I remember very specifically a spring day when I finally had a quiet period one weekend and thought I would try the pool for the first time that season. I remember having on this swimsuit that a friend had given me that was vintage early 70's. The suit was awesome (I like vintage clothing), but I looked ridiculous in it. It didn't fit right and was way too revealing for my age and shape, but I hadn't had a chance to get a suit for the season yet, and figured, what the hell, no one was around anyway. I was trying to acclimate myself to the still chilly water when I looked up to the roof line and saw something bright orange splashed across about a three foot square outside the study window. I immediately figured we had been vandalized, but could not for the life of me figure out why, by whom or with what, so I tore out of the pool and up to the study. I leaned out the window and could see it was chunks of something. I climbed out the window onto the roof and got right up next to it. That's when I saw that it was vomit, and lots of it. And I knew how it had gotten there. Kelsey had been climbing out onto the roof to sneak cigarettes for a while, so now she was using to roof to purge. I sat down on my roof where I was probably visible to just about anyone in the neighborhood, in that skimpy old bathing suit and cried. Greg came home and found me there. He washed it off and yelled at Kelsey when she got home from wherever she was for upsetting me. That's how bad we were early on. Upsetting me?! Who the heck really cares about stuff like that? We both honestly were ignorant enough to think that this an activity that she could turn on and off at will at that point. And, after that, we thought she did turn it off. We saw no further evidence of it for a long time. Those events were pivotal. We achieved two things that day, in my opinion: we caused her to commit to it more deeply than ever before and forced her to take it underground. And whether it truly was the biggest issue before, it was for evermore.
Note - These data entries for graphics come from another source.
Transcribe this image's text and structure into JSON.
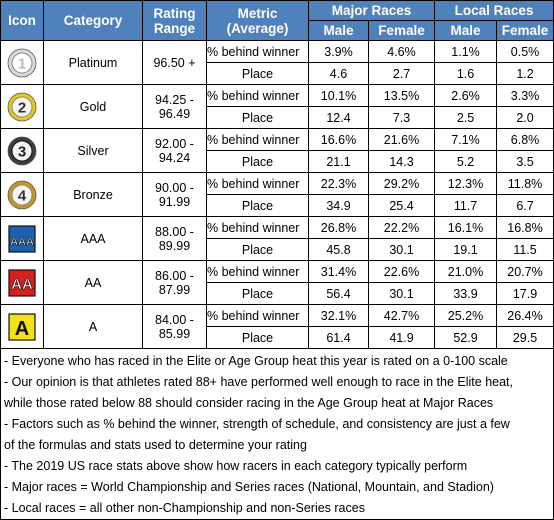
{
  "headers": {
    "icon": "Icon",
    "category": "Category",
    "rating_range": "Rating Range",
    "metric": "Metric (Average)",
    "major_races": "Major Races",
    "local_races": "Local Races",
    "male": "Male",
    "female": "Female"
  },
  "categories": [
    {
      "icon": "1",
      "icon_name": "platinum-number-one-icon",
      "name": "Platinum",
      "range": "96.50 +",
      "rows": [
        {
          "metric": "% behind winner",
          "major_male": "3.9%",
          "major_female": "4.6%",
          "local_male": "1.1%",
          "local_female": "0.5%"
        },
        {
          "metric": "Place",
          "major_male": "4.6",
          "major_female": "2.7",
          "local_male": "1.6",
          "local_female": "1.2"
        }
      ]
    },
    {
      "icon": "2",
      "icon_name": "gold-number-two-icon",
      "name": "Gold",
      "range": "94.25 - 96.49",
      "rows": [
        {
          "metric": "% behind winner",
          "major_male": "10.1%",
          "major_female": "13.5%",
          "local_male": "2.6%",
          "local_female": "3.3%"
        },
        {
          "metric": "Place",
          "major_male": "12.4",
          "major_female": "7.3",
          "local_male": "2.5",
          "local_female": "2.0"
        }
      ]
    },
    {
      "icon": "3",
      "icon_name": "silver-number-three-icon",
      "name": "Silver",
      "range": "92.00 - 94.24",
      "rows": [
        {
          "metric": "% behind winner",
          "major_male": "16.6%",
          "major_female": "21.6%",
          "local_male": "7.1%",
          "local_female": "6.8%"
        },
        {
          "metric": "Place",
          "major_male": "21.1",
          "major_female": "14.3",
          "local_male": "5.2",
          "local_female": "3.5"
        }
      ]
    },
    {
      "icon": "4",
      "icon_name": "bronze-number-four-icon",
      "name": "Bronze",
      "range": "90.00 - 91.99",
      "rows": [
        {
          "metric": "% behind winner",
          "major_male": "22.3%",
          "major_female": "29.2%",
          "local_male": "12.3%",
          "local_female": "11.8%"
        },
        {
          "metric": "Place",
          "major_male": "34.9",
          "major_female": "25.4",
          "local_male": "11.7",
          "local_female": "6.7"
        }
      ]
    },
    {
      "icon": "AAA",
      "icon_name": "aaa-badge-icon",
      "name": "AAA",
      "range": "88.00 - 89.99",
      "rows": [
        {
          "metric": "% behind winner",
          "major_male": "26.8%",
          "major_female": "22.2%",
          "local_male": "16.1%",
          "local_female": "16.8%"
        },
        {
          "metric": "Place",
          "major_male": "45.8",
          "major_female": "30.1",
          "local_male": "19.1",
          "local_female": "11.5"
        }
      ]
    },
    {
      "icon": "AA",
      "icon_name": "aa-badge-icon",
      "name": "AA",
      "range": "86.00 - 87.99",
      "rows": [
        {
          "metric": "% behind winner",
          "major_male": "31.4%",
          "major_female": "22.6%",
          "local_male": "21.0%",
          "local_female": "20.7%"
        },
        {
          "metric": "Place",
          "major_male": "56.4",
          "major_female": "30.1",
          "local_male": "33.9",
          "local_female": "17.9"
        }
      ]
    },
    {
      "icon": "A",
      "icon_name": "a-badge-icon",
      "name": "A",
      "range": "84.00 - 85.99",
      "rows": [
        {
          "metric": "% behind winner",
          "major_male": "32.1%",
          "major_female": "42.7%",
          "local_male": "25.2%",
          "local_female": "26.4%"
        },
        {
          "metric": "Place",
          "major_male": "61.4",
          "major_female": "41.9",
          "local_male": "52.9",
          "local_female": "29.5"
        }
      ]
    }
  ],
  "notes": [
    "- Everyone who has raced in the Elite or Age Group heat this year is rated on a 0-100 scale",
    "- Our opinion is that athletes rated 88+ have performed well enough to race in the Elite heat,",
    "  while those rated below 88 should consider racing in the Age Group heat at Major Races",
    "- Factors such as % behind the winner, strength of schedule, and consistency are just a few",
    "  of the formulas and stats used to determine your rating",
    "- The 2019 US race stats above show how racers in each category typically perform",
    "- Major races = World Championship and Series races (National, Mountain, and Stadion)",
    "- Local races = all other non-Championship and non-Series races"
  ],
  "colors": {
    "header_bg": "#4f81bd",
    "platinum": "#d9d9d9",
    "gold": "#e6c619",
    "silver": "#3c3c3c",
    "bronze": "#c8961e",
    "aaa": "#1f5fb0",
    "aa": "#d62020",
    "a": "#f2e01a"
  }
}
As long as she purged, no medication was going to be in her system consistently enough to work, no physical or psychological normacly could be achieved when her body was in constant trauma and flux like that, and the drag it put on her body would impact every other aspect of her life from that point forward. I think that day, maybe more than any other, set some things in motion that we could never quite undo. But we didn't see that or know that for a long time.